Below are highlights of their talk. For the full interview, read the transcript.
Jean asks Peter to discuss the concept of depth psychology.
Peter: You have to understand the meaning and impact of inner conflict. When you start to understand inner conflict, you'll see that, for instance, you might feel like you want to be a loving person and be loved by others, but at the same time, have a tendency to feel as if you're not loved or not really appreciated. And so, there's a conflict there.
Jean: What is the advantage to discovering your inner conflict?
Peter: You make it conscious. When we feel attacked or controlled or rejected, we’re bringing in our own feelings. We have to recognize our own participation, so we don’t get tangled up in those feelings. Being controlled in reality doesn’t mean you have to be triggered, or to remain silent and resentful. A lot of passive-aggressive behavior is a reaction to the feeling of being controlled.

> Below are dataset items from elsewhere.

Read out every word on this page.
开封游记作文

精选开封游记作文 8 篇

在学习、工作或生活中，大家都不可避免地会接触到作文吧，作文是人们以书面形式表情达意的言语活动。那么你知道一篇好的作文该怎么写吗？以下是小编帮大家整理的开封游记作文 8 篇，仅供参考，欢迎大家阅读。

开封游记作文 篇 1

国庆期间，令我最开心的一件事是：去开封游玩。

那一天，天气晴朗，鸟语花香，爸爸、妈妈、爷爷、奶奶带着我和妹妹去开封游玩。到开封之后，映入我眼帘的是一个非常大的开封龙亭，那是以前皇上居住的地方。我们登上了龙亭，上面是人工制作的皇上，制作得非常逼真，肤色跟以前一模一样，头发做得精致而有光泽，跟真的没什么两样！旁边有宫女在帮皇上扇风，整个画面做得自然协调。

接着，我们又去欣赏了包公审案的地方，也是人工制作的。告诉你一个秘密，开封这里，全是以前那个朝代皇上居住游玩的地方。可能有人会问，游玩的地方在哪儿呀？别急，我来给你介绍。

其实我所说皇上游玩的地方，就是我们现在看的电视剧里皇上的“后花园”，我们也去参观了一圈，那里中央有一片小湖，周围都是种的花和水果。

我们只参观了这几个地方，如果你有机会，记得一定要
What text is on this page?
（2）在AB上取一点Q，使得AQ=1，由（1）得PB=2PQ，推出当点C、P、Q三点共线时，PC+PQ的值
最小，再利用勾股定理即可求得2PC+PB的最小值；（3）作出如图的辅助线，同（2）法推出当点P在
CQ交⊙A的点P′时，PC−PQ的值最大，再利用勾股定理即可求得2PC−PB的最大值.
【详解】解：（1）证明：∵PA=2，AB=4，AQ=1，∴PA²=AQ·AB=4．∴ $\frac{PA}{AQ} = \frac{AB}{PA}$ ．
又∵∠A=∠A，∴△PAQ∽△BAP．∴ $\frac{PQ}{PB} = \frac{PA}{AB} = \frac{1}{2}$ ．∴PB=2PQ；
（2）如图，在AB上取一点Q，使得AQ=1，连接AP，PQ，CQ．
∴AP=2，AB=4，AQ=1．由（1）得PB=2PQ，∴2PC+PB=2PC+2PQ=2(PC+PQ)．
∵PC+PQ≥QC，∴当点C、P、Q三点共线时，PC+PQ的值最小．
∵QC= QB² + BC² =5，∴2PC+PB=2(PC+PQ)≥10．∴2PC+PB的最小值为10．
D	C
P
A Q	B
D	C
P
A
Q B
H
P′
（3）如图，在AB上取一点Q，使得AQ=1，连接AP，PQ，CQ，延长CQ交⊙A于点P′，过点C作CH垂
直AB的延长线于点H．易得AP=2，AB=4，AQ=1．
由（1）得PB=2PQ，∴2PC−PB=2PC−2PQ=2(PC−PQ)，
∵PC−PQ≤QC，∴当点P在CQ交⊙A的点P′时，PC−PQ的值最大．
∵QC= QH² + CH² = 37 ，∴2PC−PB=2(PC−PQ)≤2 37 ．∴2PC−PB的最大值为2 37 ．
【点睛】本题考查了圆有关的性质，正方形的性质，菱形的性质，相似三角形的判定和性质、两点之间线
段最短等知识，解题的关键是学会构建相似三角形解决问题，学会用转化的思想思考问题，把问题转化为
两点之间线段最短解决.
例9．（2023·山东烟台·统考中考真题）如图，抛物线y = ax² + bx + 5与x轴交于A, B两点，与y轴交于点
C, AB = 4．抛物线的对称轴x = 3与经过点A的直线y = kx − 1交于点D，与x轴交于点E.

Jean: What does it mean to represent yourself?
Peter: If you’re too passive you might remain silent and end up being resentful later. Then it bothers you that you were passive. You might also move into anger, which is also self-defeating. Maybe the boss really is a jerk. You have to figure out how to navigate that system.
Jean: You told us about your epiphany after finding the right therapist, the one who helped you find meaning in your life. Now you’re that kind of therapist. What does that feel like?
Peter: It’s wonderful work, but some therapists are triggered by the weight of their client’s passivity. It’s called countertransference, and the therapist has to clear it out of his or her system.
Jean: What’s your answer to the existence of objective reality? The ice caps really are melting, your boss really is a jerk.
Peter: Credit the reality, but take responsibility for your response.
Jean: Where does that passivity come from?
Peter: It comes from childhood. We were passive, depending on our parents for everything. Most people aren’t even aware of it as adults. The first objective reality is to connect with yourself. That’s where your strength will come from.
Jean: Then there’s the idea of being connected.
Peter: We want to be connected. That’s another polarity in life, connected vs disconnected.
Jean: With racial justice, we may not allow ourselves to feel good, because the people we care about aren’t feeling good. So instead we get angry.
Peter: Anger is a false way to try to feel strength. It's a desperate reaching out for strength, because anger can feel like strength. But it's really a third-rate kind of strength. And it's mostly a reaction to inner passivity. When we have too much inner passivity, we can be desperate for a feeling of strength. And sometimes the only strength we can feel is anger. It is the easiest sense of strength to access, but it's self-defeating. Anger poisons your own system
Jean: What does it mean to liberate ourselves from passivity?
Peter: We’re trying to liberate ourselves from negative emotions. We don’t have inner freedom because we get tangled up in this negativity.
Jean: So the antidote to the negativity is not to go positive, that would feel too unnatural, it is to achieve a balance.
Jean: Now tell us how to get in touch with your work.
Peter: Go to my website, which is WhyWeSuffer.com: Transformative Insights from Depth Psychology.
Psychotherapist Peter Michaelson is a former journalist and science writer who possesses a unique ability to render depth psychology into easily understood self-help information.
Peter spent the 1970s and early 1980s searching for answers to his own dissatisfaction and career setbacks. In 1985, he began doing weekly sessions with a psychotherapist who worked very deeply in the unconscious. In these sessions, he acquired the insight that resolved the inner conflicts that had been disrupting his life. In 1987, he obtained his Master’s degree in counseling from Antioch University in Ohio.
Since then, Peter has been using this unique psychotherapy with his own clients. He has now written eight books that discuss different aspects of this deep approach. These books examine the causes of low self-esteem, addictions, indecision, compulsions, loneliness, depression, failure, self-sabotage, and inner passivity. He lives in Ann Arbor, Michigan.
The views and opinions expressed in this or other blog posts at www.leadingconsciously.com are those of the guest author and do not necessarily reflect the official policy or position of Leading Consciously. Any content provided by our bloggers or authors are of their opinion, and are not intended to malign any religion, ethnic group, organization, company, individual, or anyone or anything.
Questions to ask yourself
Do any of these concepts resonate with you? Where do you see yourself?
If you could free yourself from negative emotions, what do you imagine you could accomplish?